As for “Precious,” its Oscar represented the night’s first surprise, with most trackers having pegged “Up in the Air” as the frontrunner, particularly since “Up in the Air” had triumphed two weeks ago at the WGA awards.
“Precious” was the first produced screenplay for Fletcher, who wrote more than a dozen scripts before “Precious” director Lee Daniels asked him to adapt Sapphire’s novel. It was an effort that won Fletcher plaudits for laying out an unsparing and forceful story about an abused Harlem teenager.
In his brief acceptance speech, Fletcher teared up several times. He opened by saying, “I don’t know what to say. This is for everybody who works on a dream every day — precious boys and girls everywhere.”
Fletcher thanked the “Precious” team, his parents and brothers before concluding, “I’m sorry I’m doing a blank right now but I thank you everyone.”
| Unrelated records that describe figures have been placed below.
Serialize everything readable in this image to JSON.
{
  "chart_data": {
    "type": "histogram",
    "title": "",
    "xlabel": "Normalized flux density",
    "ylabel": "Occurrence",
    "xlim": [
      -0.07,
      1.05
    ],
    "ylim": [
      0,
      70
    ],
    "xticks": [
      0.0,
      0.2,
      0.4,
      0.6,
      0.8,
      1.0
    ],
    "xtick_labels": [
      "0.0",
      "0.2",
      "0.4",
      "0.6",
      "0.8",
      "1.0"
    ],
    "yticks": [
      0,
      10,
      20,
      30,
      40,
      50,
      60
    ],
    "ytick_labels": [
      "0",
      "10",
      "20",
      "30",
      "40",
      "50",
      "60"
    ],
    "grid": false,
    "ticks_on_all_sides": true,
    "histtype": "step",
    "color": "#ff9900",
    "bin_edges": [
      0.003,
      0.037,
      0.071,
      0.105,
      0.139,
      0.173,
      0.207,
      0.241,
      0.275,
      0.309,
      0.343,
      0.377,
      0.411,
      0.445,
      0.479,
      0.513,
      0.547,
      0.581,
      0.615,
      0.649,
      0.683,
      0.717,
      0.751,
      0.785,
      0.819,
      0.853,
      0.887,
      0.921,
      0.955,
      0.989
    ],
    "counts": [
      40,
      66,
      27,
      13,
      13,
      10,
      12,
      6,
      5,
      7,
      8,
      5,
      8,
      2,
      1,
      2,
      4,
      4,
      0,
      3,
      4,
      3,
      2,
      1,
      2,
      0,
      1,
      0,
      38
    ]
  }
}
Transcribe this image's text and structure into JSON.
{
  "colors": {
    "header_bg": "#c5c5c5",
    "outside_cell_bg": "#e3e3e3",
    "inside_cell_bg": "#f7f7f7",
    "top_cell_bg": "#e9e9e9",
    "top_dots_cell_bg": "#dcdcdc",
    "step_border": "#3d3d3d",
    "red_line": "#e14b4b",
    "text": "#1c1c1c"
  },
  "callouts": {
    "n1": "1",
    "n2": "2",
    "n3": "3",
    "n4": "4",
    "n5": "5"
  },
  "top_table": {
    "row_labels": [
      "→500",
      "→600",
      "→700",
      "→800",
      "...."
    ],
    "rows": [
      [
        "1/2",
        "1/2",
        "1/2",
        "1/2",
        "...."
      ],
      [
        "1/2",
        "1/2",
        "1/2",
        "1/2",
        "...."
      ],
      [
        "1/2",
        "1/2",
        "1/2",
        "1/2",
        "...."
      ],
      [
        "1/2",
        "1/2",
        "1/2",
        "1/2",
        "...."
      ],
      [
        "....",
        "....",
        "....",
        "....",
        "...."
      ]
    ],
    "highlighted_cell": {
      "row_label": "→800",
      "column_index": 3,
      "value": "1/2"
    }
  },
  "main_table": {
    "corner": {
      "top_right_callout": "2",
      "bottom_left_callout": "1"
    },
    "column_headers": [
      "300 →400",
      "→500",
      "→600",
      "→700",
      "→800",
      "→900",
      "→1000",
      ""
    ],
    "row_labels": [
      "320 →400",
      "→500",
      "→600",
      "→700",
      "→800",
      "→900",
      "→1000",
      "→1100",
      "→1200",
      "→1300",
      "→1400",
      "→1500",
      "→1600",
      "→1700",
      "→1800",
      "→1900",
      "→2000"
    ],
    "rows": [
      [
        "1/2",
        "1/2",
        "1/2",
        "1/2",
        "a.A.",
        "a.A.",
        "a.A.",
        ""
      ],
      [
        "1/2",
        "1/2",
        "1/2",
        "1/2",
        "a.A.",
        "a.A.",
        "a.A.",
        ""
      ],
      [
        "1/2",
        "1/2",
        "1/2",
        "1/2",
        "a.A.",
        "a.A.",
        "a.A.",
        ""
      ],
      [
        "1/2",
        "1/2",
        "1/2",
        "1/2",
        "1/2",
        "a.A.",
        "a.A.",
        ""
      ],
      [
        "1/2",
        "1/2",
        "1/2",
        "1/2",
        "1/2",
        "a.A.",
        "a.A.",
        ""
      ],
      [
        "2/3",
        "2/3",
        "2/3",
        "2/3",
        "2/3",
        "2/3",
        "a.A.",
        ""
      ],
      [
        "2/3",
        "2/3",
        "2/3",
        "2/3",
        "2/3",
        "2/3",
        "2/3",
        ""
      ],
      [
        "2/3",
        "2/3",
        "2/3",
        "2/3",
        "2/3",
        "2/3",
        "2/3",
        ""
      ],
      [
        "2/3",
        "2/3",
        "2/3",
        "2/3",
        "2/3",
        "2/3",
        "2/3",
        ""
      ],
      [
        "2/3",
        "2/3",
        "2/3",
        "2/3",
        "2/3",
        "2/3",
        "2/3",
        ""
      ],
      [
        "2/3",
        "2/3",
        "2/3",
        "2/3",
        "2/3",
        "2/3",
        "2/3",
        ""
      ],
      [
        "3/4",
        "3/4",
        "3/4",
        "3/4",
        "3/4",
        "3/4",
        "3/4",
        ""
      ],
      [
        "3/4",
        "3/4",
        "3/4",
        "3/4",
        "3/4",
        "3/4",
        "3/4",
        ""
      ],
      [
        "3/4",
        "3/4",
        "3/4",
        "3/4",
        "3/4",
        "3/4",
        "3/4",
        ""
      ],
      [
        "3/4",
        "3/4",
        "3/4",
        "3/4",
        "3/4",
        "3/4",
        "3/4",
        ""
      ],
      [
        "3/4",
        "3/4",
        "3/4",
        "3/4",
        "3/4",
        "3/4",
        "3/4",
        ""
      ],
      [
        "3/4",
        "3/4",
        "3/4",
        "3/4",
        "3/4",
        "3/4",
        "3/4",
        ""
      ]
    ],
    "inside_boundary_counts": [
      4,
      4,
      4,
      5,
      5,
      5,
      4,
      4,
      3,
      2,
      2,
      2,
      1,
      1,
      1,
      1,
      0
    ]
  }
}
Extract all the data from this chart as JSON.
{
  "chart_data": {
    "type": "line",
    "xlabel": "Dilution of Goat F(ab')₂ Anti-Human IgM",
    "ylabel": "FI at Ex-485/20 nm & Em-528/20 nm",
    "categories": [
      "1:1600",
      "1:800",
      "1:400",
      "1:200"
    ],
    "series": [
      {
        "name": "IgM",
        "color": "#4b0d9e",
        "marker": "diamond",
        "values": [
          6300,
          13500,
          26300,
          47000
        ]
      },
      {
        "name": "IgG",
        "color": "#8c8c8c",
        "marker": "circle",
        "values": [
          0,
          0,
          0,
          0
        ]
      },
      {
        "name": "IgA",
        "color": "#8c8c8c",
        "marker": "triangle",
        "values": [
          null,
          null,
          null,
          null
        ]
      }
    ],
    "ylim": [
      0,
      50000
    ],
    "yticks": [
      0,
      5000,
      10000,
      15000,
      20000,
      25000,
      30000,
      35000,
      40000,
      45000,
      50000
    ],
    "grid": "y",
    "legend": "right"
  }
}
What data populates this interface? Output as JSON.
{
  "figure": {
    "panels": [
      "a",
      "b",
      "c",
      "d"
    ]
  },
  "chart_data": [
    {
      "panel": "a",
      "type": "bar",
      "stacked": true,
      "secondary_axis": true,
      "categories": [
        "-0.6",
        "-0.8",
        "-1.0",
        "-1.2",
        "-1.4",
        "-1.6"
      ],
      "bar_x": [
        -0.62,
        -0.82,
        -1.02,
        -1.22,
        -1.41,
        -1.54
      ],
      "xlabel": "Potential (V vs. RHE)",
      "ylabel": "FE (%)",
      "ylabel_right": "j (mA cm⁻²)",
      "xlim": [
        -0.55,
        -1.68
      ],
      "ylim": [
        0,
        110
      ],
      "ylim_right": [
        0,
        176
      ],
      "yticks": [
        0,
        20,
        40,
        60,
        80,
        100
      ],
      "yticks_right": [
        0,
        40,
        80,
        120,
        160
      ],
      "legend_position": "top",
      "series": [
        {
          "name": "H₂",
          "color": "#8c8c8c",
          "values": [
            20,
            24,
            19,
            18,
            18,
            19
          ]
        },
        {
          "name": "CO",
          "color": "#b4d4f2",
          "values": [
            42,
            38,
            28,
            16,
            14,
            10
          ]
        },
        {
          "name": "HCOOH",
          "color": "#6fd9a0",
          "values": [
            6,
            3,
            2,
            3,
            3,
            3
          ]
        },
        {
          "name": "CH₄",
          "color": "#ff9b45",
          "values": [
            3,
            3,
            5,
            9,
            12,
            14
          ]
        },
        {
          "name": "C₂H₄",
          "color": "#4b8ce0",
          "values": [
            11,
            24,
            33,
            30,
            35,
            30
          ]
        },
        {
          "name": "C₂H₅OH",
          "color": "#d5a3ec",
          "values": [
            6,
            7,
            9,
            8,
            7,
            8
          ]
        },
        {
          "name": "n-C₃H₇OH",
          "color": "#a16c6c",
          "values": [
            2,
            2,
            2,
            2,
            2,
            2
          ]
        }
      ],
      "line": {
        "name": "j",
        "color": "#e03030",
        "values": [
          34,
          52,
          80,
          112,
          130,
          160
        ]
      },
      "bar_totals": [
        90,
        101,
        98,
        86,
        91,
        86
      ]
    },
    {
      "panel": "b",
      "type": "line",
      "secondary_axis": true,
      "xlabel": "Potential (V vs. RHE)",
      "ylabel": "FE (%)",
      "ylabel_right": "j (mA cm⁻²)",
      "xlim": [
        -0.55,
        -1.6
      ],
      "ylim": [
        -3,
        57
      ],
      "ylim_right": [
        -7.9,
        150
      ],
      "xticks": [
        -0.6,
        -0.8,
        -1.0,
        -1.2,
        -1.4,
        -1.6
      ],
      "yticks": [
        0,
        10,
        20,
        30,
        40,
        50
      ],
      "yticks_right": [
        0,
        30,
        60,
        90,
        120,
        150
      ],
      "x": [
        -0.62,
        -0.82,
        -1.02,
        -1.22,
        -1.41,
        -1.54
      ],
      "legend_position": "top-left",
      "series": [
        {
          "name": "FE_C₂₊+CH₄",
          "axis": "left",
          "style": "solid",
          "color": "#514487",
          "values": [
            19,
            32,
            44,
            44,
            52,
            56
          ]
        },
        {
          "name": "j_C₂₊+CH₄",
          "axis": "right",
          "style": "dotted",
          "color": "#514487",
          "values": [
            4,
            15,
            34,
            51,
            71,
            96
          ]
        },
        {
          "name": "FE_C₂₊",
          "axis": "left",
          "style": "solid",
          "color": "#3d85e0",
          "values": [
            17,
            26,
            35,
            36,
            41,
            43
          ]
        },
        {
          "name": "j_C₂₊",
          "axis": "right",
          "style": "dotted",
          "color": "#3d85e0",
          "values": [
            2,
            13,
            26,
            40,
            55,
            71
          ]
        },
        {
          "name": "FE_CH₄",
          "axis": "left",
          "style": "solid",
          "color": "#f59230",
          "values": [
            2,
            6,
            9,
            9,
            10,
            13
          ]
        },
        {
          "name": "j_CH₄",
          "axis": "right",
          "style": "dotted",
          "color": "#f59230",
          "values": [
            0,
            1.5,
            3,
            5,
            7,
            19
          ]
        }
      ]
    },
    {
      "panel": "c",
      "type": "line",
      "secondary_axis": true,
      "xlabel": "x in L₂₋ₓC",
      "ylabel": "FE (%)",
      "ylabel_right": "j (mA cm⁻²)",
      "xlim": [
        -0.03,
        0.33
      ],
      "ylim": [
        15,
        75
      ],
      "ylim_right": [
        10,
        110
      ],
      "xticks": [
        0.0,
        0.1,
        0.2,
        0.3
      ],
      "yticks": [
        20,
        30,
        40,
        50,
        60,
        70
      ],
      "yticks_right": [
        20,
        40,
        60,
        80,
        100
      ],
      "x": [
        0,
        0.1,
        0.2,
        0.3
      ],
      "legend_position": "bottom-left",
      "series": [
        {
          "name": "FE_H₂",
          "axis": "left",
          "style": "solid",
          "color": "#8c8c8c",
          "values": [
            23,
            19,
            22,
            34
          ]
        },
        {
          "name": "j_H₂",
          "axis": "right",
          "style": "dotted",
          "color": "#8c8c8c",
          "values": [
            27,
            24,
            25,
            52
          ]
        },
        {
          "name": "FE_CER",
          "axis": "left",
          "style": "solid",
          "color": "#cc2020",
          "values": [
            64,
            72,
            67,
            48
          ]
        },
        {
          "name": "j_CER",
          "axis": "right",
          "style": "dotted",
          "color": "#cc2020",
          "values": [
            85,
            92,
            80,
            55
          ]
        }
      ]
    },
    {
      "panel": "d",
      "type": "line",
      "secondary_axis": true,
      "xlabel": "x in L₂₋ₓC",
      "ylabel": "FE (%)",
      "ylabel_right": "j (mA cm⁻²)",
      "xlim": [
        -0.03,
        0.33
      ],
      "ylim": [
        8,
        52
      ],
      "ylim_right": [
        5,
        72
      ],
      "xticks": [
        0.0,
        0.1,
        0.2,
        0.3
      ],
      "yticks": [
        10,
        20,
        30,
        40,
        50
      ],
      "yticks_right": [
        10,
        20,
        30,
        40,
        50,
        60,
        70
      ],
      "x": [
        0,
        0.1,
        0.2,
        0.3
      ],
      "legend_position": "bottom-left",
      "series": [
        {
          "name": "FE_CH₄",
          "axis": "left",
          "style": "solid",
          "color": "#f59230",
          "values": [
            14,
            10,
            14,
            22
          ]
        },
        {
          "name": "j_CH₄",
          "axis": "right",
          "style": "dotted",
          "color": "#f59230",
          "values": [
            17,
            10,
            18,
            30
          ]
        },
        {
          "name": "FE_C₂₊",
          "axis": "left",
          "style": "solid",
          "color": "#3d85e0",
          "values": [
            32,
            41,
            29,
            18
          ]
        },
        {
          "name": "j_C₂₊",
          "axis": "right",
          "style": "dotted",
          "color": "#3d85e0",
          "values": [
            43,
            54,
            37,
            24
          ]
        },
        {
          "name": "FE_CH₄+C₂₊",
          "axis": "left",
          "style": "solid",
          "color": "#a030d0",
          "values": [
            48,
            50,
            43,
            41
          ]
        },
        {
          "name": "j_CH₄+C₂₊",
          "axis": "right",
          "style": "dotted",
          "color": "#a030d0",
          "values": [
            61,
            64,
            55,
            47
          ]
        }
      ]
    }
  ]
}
Fletcher was only the third black screenwriter to be nominated in the adapted category, following Lonne Elder for “Sounder” in 1972 and Charles Fuller for “A Soldier’s Story.” Previous black nominees in the original screenplay category were Suzanne de Passe for “Lady Sings the Blues,” Spike Lee for “Do the Right thing” and John Singleton for “Boyz ‘N the Hood.”